BCG or rBCG-Mkan85B vaccination protects against M. kansasii infection. The CB6F1 (H2b/d) mice were either left unimmunized or immunized with BCG or rBCG-Mkan85B for 6 weeks, followed by intratracheal infection with a virulent M. kansasii strain. The mice were sacrificed at 6 weeks after M. kansasii infection. The immunization schedule is shown Figure S1A. The number of M. kansasii in individual mouse lungs was analyzed using the colony assay method. The data represent two independent experiments with three to four mice per group. The detection limit for bacilli in the tissue homogenate was 15 CFU. The error bars represent the SD. ** p < 0.01.

Figure 2

Histopathology of lungs from M. kansasii-infected mice. Representative pathological observations of the lungs of the unvaccinated (A,D,G,J), BCG-vaccinated (B,E,H), and rBCG-Mkan85B-vaccinated (C,F,I) mice 6 weeks after M. kansasii infection are shown. First-row panels, 100× of HE-stained specimens; second-row panels, 400× of HE-stained specimens; third-row panels, 400× of Ziehl-Neelsen-stained specimens; (panel J), 1000× of Ziehl-Neelsen-stained specimens. The yellow arrowheads indicate the acid-fast bacilli. Bars: 100 μm (first-row panels), 20 μm (second- and third-row panels), and 10 μm (panel J).

Figure 3

rBCG-Mkan85B/DNA-Mkan85B vaccination protects against M. kansasii infection.
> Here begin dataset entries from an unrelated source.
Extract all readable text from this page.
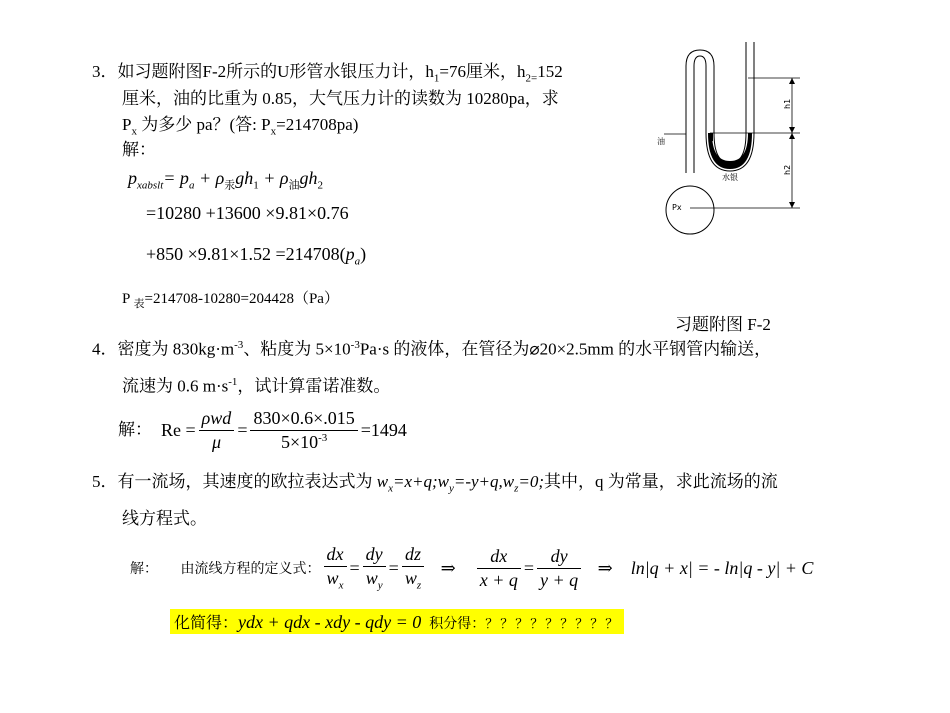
3．如习题附图F-2所示的U形管水银压力计，$h_1=76$厘米，$h_{2=}152$
厘米，油的比重为 0.85，大气压力计的读数为 10280pa，求
$P_x$ 为多少 pa？(答: $P_x=214708pa$)
解：
$p_{xabslt}= p_a + \rho_汞gh_1 + \rho_油gh_2$
=10280 +13600 ×9.81×0.76
$+850 \times 9.81\times 1.52 =214708(p_a)$
P $_表$=214708-10280=204428（Pa）
油
水银
h1
h2
Px
习题附图 F-2
4．密度为 $830kg\cdot m^{-3}$、粘度为 $5\times 10^{-3}Pa\cdot s$ 的液体，在管径为⌀20×2.5mm 的水平钢管内输送，
流速为 0.6 $m\cdot s^{-1}$，试计算雷诺准数。
解：
$Re = \frac{\text{ρwd}}{\mu} = \frac{830\times 0.6\times.015}{5\times 10^{-3}} =1494$
5．有一流场，其速度的欧拉表达式为 $w_x=x+q;w_y=-y+q,w_z=0$;其中，q 为常量，求此流场的流
线方程式。
解：
由流线方程的定义式： $\frac{dx}{w_x} = \frac{dy}{w_y} = \frac{dz}{w_z}$
⇒
$\frac{dx}{x + q} = \frac{dy}{y + q}$
⇒
ln|q + x| = - ln|q - y| + C
化简得：ydx + qdx - xdy - qdy = 0 积分得：？？？？？？？？？
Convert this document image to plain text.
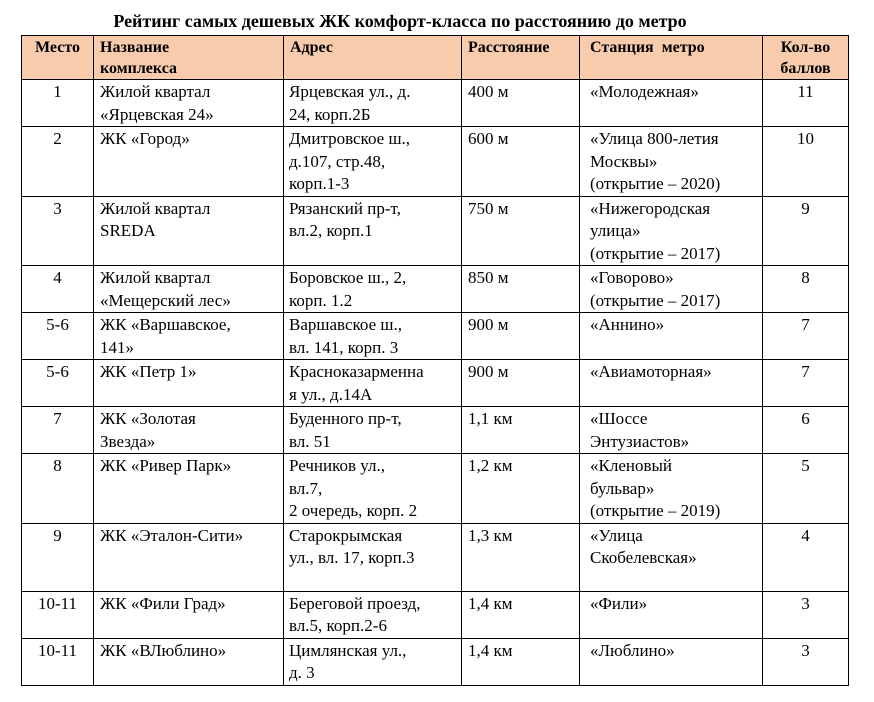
Рейтинг самых дешевых ЖК комфорт-класса по расстоянию до метро
Место	Название
комплекса	Адрес	Расстояние	Станция  метро	Кол-во
баллов

1	Жилой квартал
«Ярцевская 24»	Ярцевская ул., д.
24, корп.2Б	400 м	«Молодежная»	11
2	ЖК «Город»	Дмитровское ш.,
д.107, стр.48,
корп.1-3	600 м	«Улица 800-летия
Москвы»
(открытие – 2020)	10
3	Жилой квартал
SREDA	Рязанский пр-т,
вл.2, корп.1	750 м	«Нижегородская
улица»
(открытие – 2017)	9
4	Жилой квартал
«Мещерский лес»	Боровское ш., 2,
корп. 1.2	850 м	«Говорово»
(открытие – 2017)	8
5-6	ЖК «Варшавское,
141»	Варшавское ш.,
вл. 141, корп. 3	900 м	«Аннино»	7
5-6	ЖК «Петр 1»	Красноказарменна
я ул., д.14А	900 м	«Авиамоторная»	7
7	ЖК «Золотая
Звезда»	Буденного пр-т,
вл. 51	1,1 км	«Шоссе
Энтузиастов»	6
8	ЖК «Ривер Парк»	Речников ул.,
вл.7,
2 очередь, корп. 2	1,2 км	«Кленовый
бульвар»
(открытие – 2019)	5
9	ЖК «Эталон-Сити»	Старокрымская
ул., вл. 17, корп.3	1,3 км	«Улица
Скобелевская»	4
10-11	ЖК «Фили Град»	Береговой проезд,
вл.5, корп.2-6	1,4 км	«Фили»	3
10-11	ЖК «ВЛюблино»	Цимлянская ул.,
д. 3	1,4 км	«Люблино»	3
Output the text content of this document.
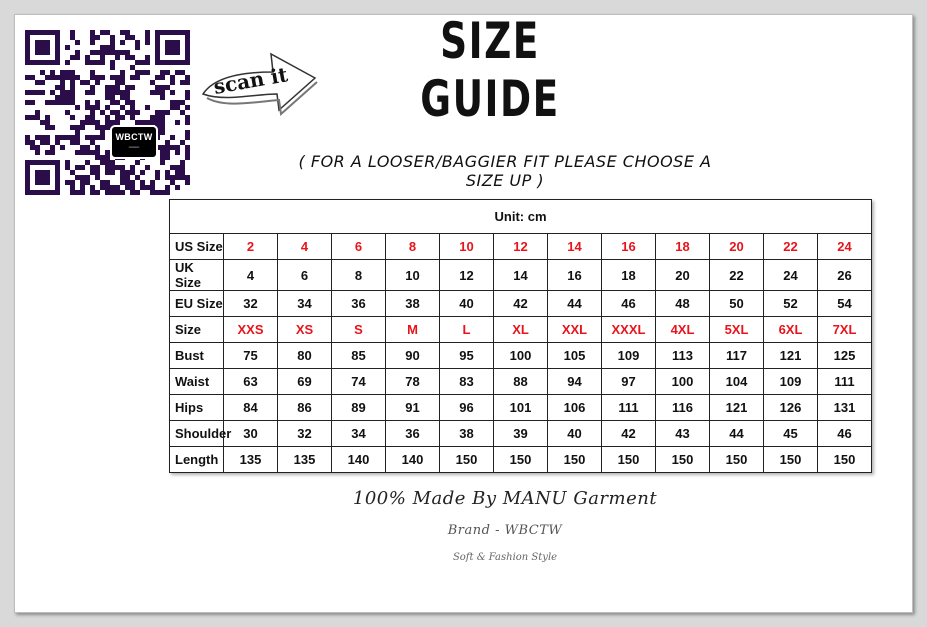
WBCTW
▪▪▪▪▪▪▪▪▪▪
scan it
SIZE GUIDE
( FOR A LOOSER/BAGGIER FIT PLEASE CHOOSE A SIZE UP )
Unit: cm												
US Size	2	4	6	8	10	12	14	16	18	20	22	24
UK Size	4	6	8	10	12	14	16	18	20	22	24	26
EU Size	32	34	36	38	40	42	44	46	48	50	52	54
Size	XXS	XS	S	M	L	XL	XXL	XXXL	4XL	5XL	6XL	7XL
Bust	75	80	85	90	95	100	105	109	113	117	121	125
Waist	63	69	74	78	83	88	94	97	100	104	109	111
Hips	84	86	89	91	96	101	106	111	116	121	126	131
Shoulder	30	32	34	36	38	39	40	42	43	44	45	46
Length	135	135	140	140	150	150	150	150	150	150	150	150
100% Made By MANU Garment
Brand - WBCTW
Soft & Fashion Style
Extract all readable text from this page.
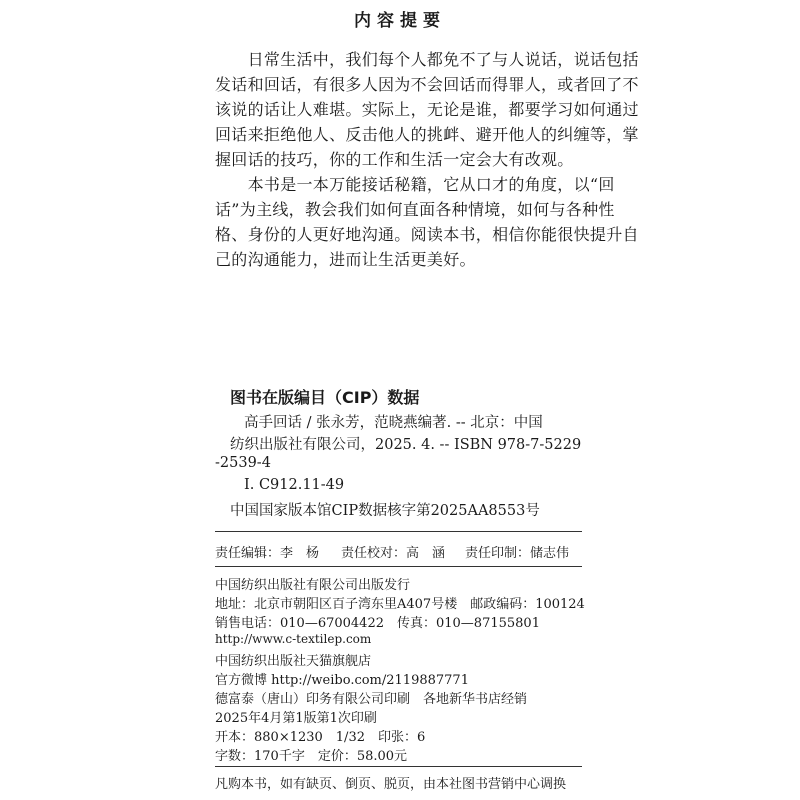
内容提要
　　日常生活中，我们每个人都免不了与人说话，说话包括
发话和回话，有很多人因为不会回话而得罪人，或者回了不
该说的话让人难堪。实际上，无论是谁，都要学习如何通过
回话来拒绝他人、反击他人的挑衅、避开他人的纠缠等，掌
握回话的技巧，你的工作和生活一定会大有改观。
　　本书是一本万能接话秘籍，它从口才的角度，以“回
话”为主线，教会我们如何直面各种情境，如何与各种性
格、身份的人更好地沟通。阅读本书，相信你能很快提升自
己的沟通能力，进而让生活更美好。
图书在版编目（CIP）数据
高手回话 / 张永芳，范晓燕编著. -- 北京：中国
纺织出版社有限公司，2025. 4. -- ISBN 978-7-5229
-2539-4
Ⅰ. C912.11-49
中国国家版本馆CIP数据核字第2025AA8553号
责任编辑：李　杨 责任校对：高　涵 责任印制：储志伟
中国纺织出版社有限公司出版发行
地址：北京市朝阳区百子湾东里A407号楼　邮政编码：100124
销售电话：010—67004422　传真：010—87155801
http://www.c-textilep.com
中国纺织出版社天猫旗舰店
官方微博 http://weibo.com/2119887771
德富泰（唐山）印务有限公司印刷　各地新华书店经销
2025年4月第1版第1次印刷
开本：880×1230　1/32　印张：6
字数：170千字　定价：58.00元
凡购本书，如有缺页、倒页、脱页，由本社图书营销中心调换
The CB6F1 mice were either left unimmunized or immunized with BCG or rBCG-Mkan85B/DNA-Mkan85B and then challenged with a virulent M. kansasii strain for another 6 weeks. The immunization schedule is shown in Figure S1B. The mice were sacrificed at 6 weeks after M. kansasii infection. The number of M. kansasii in individual mouse lungs was analyzed using the colony assay method. The data represent two independent experiments with five to six mice per group. The detection limit for bacilli in the tissue homogenate was 15 CFU. The error bars represent the SD. ** p < 0.01.

Figure 4

M.kansasii-specific polyfunctional CD4⁺ and CD8⁺ T cells in BCG- or rBCG-Mkan85B-vaccinated CB6F1 mice. (A) A representative fluorogram of epitope-specific polyfunctional CD4⁺ and CD8⁺ T cell inductions in splenocytes from unvaccinated and vaccinated mice infected with M. kansasii; TNF is shown on the x-axis and IFN-γ is shown on the y-axis. (B) Polyfunctional CD4⁺ and CD8⁺ T cells from unvaccinated and vaccinated CB6F1 mice infected with M. kansasii. Polyfunctional CD4⁺ T cell induction by stimulation with PPD (left panel), polyfunctional CD4⁺ T cell induction by stimulation with peptide 25 (middle panel), and polyfunctional CD8⁺ T cell induction by stimulation with Pep8 (right panel) in unvaccinated, BCG-, and rBCG-Mkan85B-vaccinated mice are shown. The data represent two independent experiments with three to four mice per group. The error bars represent the SD. * p < 0.05.

Figure 5

M.kansasii-specific polyfunctional CD4⁺ and CD8⁺ T cells in rBCG-Mkan85B/DNA-Mkan85B-prime–boost-vaccinated CB6F1 mice. (A) A representative fluorogram of epitope-specific polyfunctional CD4⁺ and CD8⁺ T cell inductions in splenocytes from unvaccinated and vaccinated CB6F1 mice infected with M. kansasii; TNF is shown on the x-axis and IFN-γ is shown on the y-axis. (B) Polyfunctional CD4⁺ and CD8⁺ T cells from the unvaccinated and vaccinated CB6F1 mice infected with M. kansasii. Polyfunctional CD4⁺ T cell induction by stimulation with PPD (left panel), polyfunctional CD4+ T cell induction by stimulation with peptide 25 (middle panel), and polyfunctional CD8⁺ T cell induction by stimulation with Pep8 (right panel) in unvaccinated, BCG-, and rBCG-Mkan85B/DNA-Mkan85B-vaccinated mice are shown. The data represent two independent experiments with five to six mice per group. The error bars represent the SD. * p < 0.05. ** p < 0.01.